Клава не выносила такого: ой, меня щас стошнит от ваших разговоров! Еще про мышей в сметане давайте. Тьфу!
– Ага, как кушать, так не последняя, а как говорить или курке шею свернуть – так Кузьмича зови! Все, Клавдия, сама кур души́, не могу больше. Она ведь мне в глаз смотрит и мигает, – застонал Кузьмич. Кот понимающе вздохнул.
– Ишь, разошлись, – заволновался Шарик, – а я что буду есть? Брюкву? Мне на сметанке голодно, я не кот вам. И так косточек всего ничего даете, овсом разбавлено. А мышей мне вредно для желудка.
Все смущенно замолчали.
– Любовь и голод правят миром, – процитировал Еропка.
Любимого не будешь кушать, даже если он гусь.

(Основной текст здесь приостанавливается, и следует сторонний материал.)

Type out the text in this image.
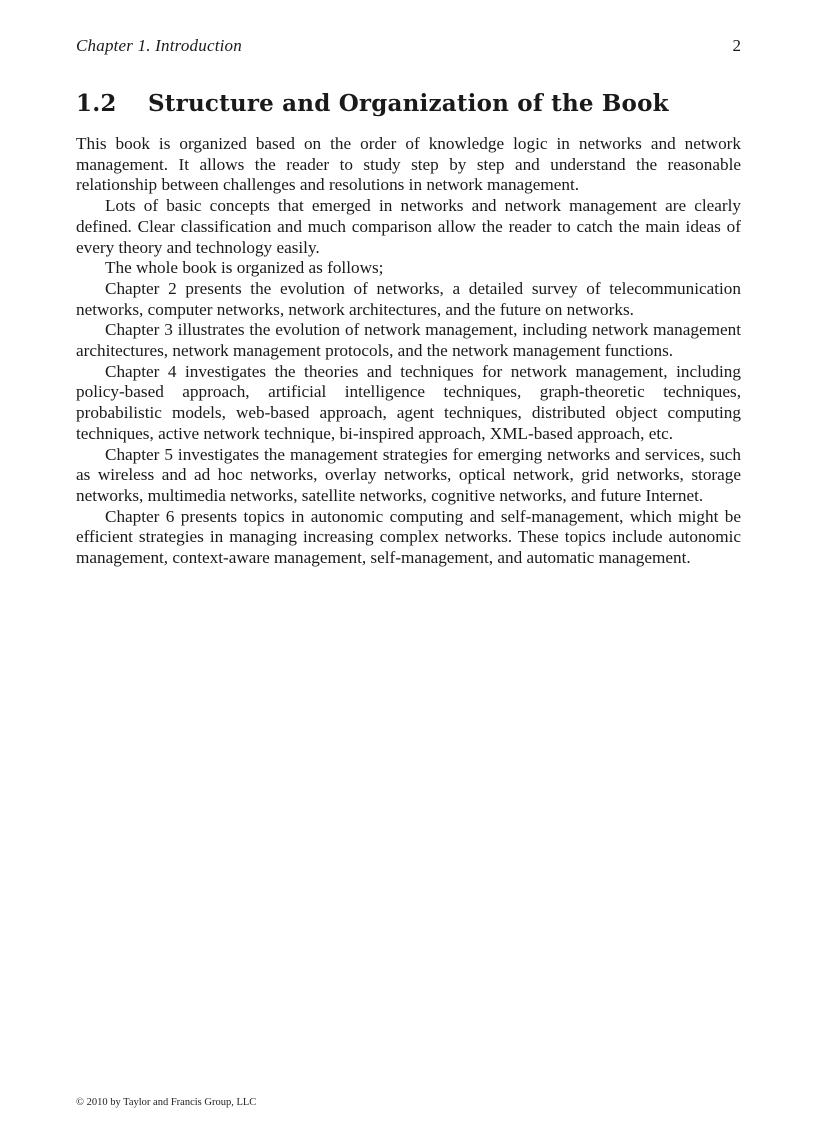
Chapter 1. Introduction	2
1.2 Structure and Organization of the Book

This book is organized based on the order of knowledge logic in networks and network management. It allows the reader to study step by step and understand the reasonable relationship between challenges and resolutions in network management.

Lots of basic concepts that emerged in networks and network management are clearly defined. Clear classification and much comparison allow the reader to catch the main ideas of every theory and technology easily.

The whole book is organized as follows;

Chapter 2 presents the evolution of networks, a detailed survey of telecommunication networks, computer networks, network architectures, and the future on networks.

Chapter 3 illustrates the evolution of network management, including network management architectures, network management protocols, and the network management functions.

Chapter 4 investigates the theories and techniques for network management, including policy-based approach, artificial intelligence techniques, graph-theoretic techniques, probabilistic models, web-based approach, agent techniques, distributed object computing techniques, active network technique, bi-inspired approach, XML-based approach, etc.

Chapter 5 investigates the management strategies for emerging networks and services, such as wireless and ad hoc networks, overlay networks, optical network, grid networks, storage networks, multimedia networks, satellite networks, cognitive networks, and future Internet.

Chapter 6 presents topics in autonomic computing and self-management, which might be efficient strategies in managing increasing complex networks. These topics include autonomic management, context-aware management, self-management, and automatic management.

© 2010 by Taylor and Francis Group, LLC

Отец Варфоломей катился с пригорка. Прикрывал лицо руками, старался не осерчать и гусиного ангела не стукнуть сгоряча.
– Ну отстань, светоносный, отстань, душелюбый, не буду я больше, до гроба упощусь, скоромного в рот не возьму!
Ангел не унимался: знаем мы вас, коммуняк, все подколодные, все обидчики душей невинных, к тебе Еропкa на исповедь пришел, душу свою гусиную, как на алтарь, принес, а ты его тела возжелал укусить – и молотил его светящимся мечом.
Наконец Отец Варфоломей скатился в овраг и замер: смилуйся!
Ангел наклонился над ним.
– Убил, совсем убил, за гуся человека убил, а еще ангел! – трусливо выл Варфоломей.
– Убил не убил, – засмеялся ангел, – а в рай не пущу!